4. Can you take BUTABARBITAL and BREVITAL SODIUM together?

No direct drug-drug interaction has been formally documented between BUTABARBITAL and BREVITAL SODIUM in current clinical databases. However, individual patient risk factors including other medications, organ function, and comorbidities should always be evaluated by a qualified healthcare provider.

5. Are BUTABARBITAL and BREVITAL SODIUM safe during pregnancy?
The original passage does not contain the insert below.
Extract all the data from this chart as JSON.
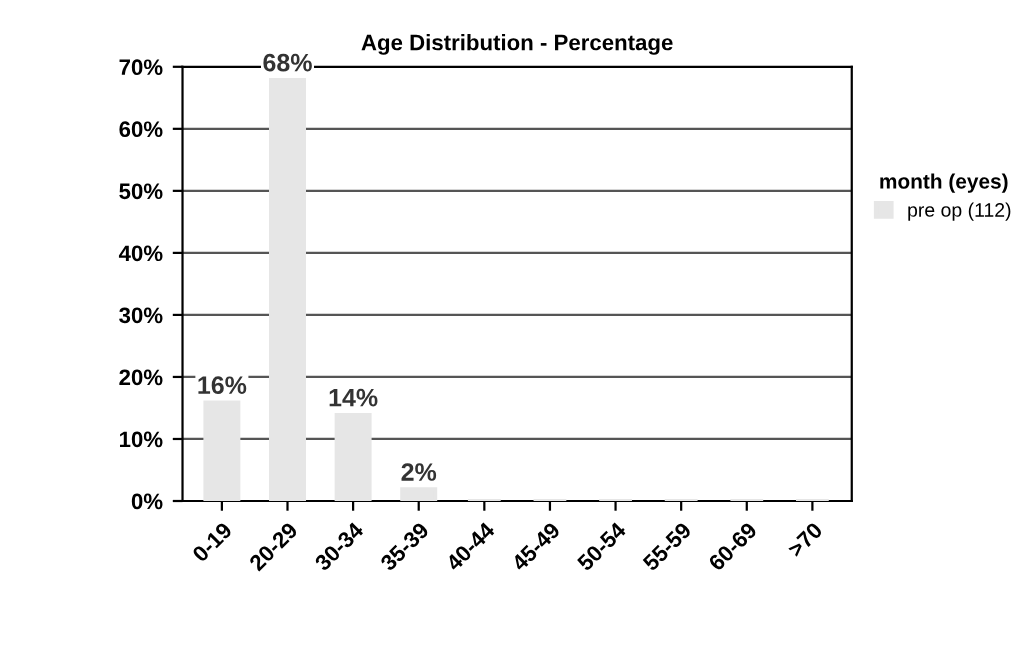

The maternal-fetal safety profiles differ. BUTABARBITAL is classified as Category C. First trimester: Associated with increased risk of major congenital malformations, specifically oral clefts (relative risk ~2.0). Second/third trimester: Chronic use may lead to fe. BREVITAL SODIUM is classified as Category C. Teratogenic potential not fully established in humans. In animal studies, methohexital caused fetal resorptions and malformations at maternally toxic doses. First trimester: Avoid . Always consult a maternal-fetal medicine specialist before taking either drug during pregnancy or lactation.